Écrire de l'autofiction : un soi déguisé

"Un morceau de vie/ De soi à soi/ De soi vers l'Autre/ Oui, mais lequel ?
Un texte, une histoire, un récit ?/ Oui, mais avec quel ton ? Et à partir de quand écrire ?/ Et dans quel but ?
Une écriture/ Une écriture égoïste/ Une écriture nombriliste/ Une écriture pansement/ Une écriture thérapie/ Une écriture clarification/ Une écriture exorcisme/ Une écriture pardon/ Une écriture mémoire/ Une écriture pied-de-nez/ Une écriture règlement de compte/ Je règle mes comptes/ Avec qui ?

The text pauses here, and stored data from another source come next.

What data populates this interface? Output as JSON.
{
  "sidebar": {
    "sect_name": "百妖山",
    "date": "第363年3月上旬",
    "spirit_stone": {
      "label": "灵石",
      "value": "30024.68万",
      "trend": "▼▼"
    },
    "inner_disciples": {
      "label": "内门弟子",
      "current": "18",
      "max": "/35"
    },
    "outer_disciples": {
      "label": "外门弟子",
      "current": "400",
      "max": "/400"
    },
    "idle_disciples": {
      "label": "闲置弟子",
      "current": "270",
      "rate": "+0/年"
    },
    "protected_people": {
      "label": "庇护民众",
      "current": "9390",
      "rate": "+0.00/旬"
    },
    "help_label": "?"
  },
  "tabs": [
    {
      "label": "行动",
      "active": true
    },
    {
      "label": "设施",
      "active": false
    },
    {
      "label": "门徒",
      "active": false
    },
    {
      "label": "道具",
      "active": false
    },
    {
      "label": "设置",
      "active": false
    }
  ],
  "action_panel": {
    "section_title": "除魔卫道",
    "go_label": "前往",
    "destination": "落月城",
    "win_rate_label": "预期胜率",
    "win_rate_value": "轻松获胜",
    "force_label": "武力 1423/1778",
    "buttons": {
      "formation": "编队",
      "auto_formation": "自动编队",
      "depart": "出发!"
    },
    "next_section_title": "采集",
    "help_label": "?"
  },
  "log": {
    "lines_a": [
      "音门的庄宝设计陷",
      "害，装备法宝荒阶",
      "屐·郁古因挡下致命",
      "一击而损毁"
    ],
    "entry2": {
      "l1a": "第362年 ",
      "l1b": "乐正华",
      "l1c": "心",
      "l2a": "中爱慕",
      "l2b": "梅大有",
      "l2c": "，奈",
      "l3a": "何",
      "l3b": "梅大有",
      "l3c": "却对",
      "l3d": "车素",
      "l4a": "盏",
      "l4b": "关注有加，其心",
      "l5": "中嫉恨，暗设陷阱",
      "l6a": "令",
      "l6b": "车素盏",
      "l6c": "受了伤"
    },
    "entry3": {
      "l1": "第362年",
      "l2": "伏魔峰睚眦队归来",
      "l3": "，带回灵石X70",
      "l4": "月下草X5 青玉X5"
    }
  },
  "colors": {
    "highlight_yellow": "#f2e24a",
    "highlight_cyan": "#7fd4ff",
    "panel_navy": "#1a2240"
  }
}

Pourquoi ça intéresserait ?

Comment fait-on quand on n'a rien vécu de cataclysmique ? Quelle place pour l'autre Histoire ?
Depuis quand ce besoin de dire ? Pourquoi cette urgence à dire ? Pourquoi cet impérieux désir de dire ?
C'est que quelque chose ne va pas, c'est qu'il se passe quelque chose ou que justement, il ne se passe rien alors que ça devrait, c'est quand ça se passe d'une manière terrible...
La faille
L'épisode qui ne s'efface pas et qui se répète, qu'on répète et qui brouille, par moment, la perception de la vie autour de soi et en soi, c'est comme avancer avec un voile posé entre soi et les autres et entre soi et soi, l'épisode qui modèle la vie autour de soi et en soi.

L'instant où ça bascule en soi. 

Le lien rompu, trop vite alors qu'on n'était pas préparé, qu'on pensait que la vie s'écoulerait mollement sans accroc de l'enfance à la vieillesse, sans ride sur la surface limpide de l'existence. 
Un nœud à la place. 
L'événement où on n'a rien compris, l'événement qui a soulevé la peau de la vie et qui a révélé l'horreur possible des liens familiaux, la difficulté acide des communications parfois, le choc de l'épouvantable réalité.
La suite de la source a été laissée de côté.